皇后气得胸口不停起伏,冷冷道:“你先前不是让我见一见他吗,你明日就让他来,我有话要说!”
“别啊母后,您可千万别说那些话。”赵如裳忙不迭的制止她,苦口婆心的想尽了说辞来劝说:“母后,我是喜欢他,也想他做我的驸马!可是裴渊在江阳还有亲人,他在那里出生到成长,二十多年时间,怎么会不留恋?我若强行留住他,岂不是太自私了?他一去,也最多几个月时间而已啊!”
真正的喜欢,不是打着为他好的旗号,把自以为好的决定,强加在他身上,尤其是在这样的大是大非面前。
“现在瘟疫那么严重,我身为女子不能出一份力,只好让我未来的驸马给朝廷给父皇分忧解难。这难道不是好事吗?”

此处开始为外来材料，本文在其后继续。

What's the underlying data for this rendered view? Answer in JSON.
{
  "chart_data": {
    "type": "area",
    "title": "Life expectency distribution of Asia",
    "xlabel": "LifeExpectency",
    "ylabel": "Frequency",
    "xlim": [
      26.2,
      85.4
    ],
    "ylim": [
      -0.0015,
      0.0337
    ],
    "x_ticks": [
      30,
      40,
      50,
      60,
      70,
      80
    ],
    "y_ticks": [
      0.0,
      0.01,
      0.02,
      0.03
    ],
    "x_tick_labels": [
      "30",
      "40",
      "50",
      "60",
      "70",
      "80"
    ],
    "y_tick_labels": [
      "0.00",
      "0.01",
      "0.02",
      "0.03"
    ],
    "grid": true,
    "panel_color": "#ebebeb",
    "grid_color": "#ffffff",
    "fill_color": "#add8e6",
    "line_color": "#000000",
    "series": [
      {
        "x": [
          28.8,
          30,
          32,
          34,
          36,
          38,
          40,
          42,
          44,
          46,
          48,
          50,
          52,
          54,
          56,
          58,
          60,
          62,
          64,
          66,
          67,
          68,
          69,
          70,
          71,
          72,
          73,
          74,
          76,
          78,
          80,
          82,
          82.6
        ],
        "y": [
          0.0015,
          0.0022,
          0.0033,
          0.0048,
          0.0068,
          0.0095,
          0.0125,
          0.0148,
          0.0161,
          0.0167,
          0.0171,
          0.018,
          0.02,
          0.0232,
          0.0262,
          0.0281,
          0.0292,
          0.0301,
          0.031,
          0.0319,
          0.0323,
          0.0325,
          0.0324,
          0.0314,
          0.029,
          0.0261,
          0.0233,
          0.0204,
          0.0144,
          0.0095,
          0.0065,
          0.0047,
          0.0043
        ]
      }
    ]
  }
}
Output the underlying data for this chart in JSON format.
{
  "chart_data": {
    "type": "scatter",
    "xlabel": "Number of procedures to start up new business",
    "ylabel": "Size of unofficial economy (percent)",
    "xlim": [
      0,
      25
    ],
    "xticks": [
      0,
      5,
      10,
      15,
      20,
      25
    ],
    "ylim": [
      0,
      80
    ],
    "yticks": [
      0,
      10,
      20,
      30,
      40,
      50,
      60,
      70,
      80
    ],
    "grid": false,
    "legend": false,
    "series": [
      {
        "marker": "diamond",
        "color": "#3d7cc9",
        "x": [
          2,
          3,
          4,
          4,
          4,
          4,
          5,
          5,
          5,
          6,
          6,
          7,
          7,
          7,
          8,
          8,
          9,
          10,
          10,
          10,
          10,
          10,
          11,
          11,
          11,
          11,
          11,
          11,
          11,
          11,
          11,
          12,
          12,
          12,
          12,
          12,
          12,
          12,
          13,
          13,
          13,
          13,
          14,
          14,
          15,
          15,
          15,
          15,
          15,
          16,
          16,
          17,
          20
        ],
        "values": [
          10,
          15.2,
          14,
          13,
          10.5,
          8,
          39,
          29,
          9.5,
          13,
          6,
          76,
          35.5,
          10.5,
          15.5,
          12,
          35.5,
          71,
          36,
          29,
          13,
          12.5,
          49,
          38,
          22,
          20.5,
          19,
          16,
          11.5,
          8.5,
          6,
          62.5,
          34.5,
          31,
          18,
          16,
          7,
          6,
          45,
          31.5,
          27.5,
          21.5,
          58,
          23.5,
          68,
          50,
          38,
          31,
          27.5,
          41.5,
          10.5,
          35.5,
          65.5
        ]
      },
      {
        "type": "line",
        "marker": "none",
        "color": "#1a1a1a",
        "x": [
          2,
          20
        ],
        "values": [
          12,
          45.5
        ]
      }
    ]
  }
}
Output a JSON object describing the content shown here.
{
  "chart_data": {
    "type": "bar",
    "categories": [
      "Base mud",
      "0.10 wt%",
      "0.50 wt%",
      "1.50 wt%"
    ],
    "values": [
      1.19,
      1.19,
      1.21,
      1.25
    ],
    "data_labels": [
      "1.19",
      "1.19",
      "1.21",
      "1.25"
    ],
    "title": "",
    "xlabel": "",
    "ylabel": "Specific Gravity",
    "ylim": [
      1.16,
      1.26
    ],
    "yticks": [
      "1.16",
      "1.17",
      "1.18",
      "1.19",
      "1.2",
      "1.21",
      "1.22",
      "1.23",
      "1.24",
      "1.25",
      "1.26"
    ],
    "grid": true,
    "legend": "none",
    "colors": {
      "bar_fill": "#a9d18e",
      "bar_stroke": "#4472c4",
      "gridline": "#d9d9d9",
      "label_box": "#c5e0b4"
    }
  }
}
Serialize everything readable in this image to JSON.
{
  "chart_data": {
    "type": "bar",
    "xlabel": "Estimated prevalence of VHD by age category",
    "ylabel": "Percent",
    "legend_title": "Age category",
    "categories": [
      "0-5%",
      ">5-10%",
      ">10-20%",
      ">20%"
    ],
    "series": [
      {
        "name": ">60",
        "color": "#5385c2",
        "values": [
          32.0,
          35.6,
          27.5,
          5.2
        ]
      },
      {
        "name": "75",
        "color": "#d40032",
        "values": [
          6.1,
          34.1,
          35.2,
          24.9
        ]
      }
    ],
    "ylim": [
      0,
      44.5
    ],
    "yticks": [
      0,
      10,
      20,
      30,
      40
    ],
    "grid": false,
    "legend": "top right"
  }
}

赵如裳口齿伶俐,皇后满肚子的脾气成功被堵了回去,好气又好笑:“哪里是这样的意思?都叫你曲解了!”
“父皇,您觉得儿臣说得对不对?”
皇帝在旁边听了一阵,竟也下意识地赞同赵如裳的想法:“男儿立世当心怀苍生,兼济天下,裴渊做的不错!”
皇后哼了哼:“皇上,您还想要女婿不要?”
“自然是要的!”赵如裳抢在皇帝面前,连连应了好几声:“父皇和母后不若就下旨赐婚吧,让裴青云此去,也能心安一点!”
“不行!”皇后目光微变,想也不想就拒绝了:“你们两情相悦要在一起,我也不多加阻拦,但这婚旨,不能在现在下。”
“为什么?”赵如裳又惊又疑,诧异地看着皇后,皇后垂下眼,沉默着喝了一口汤。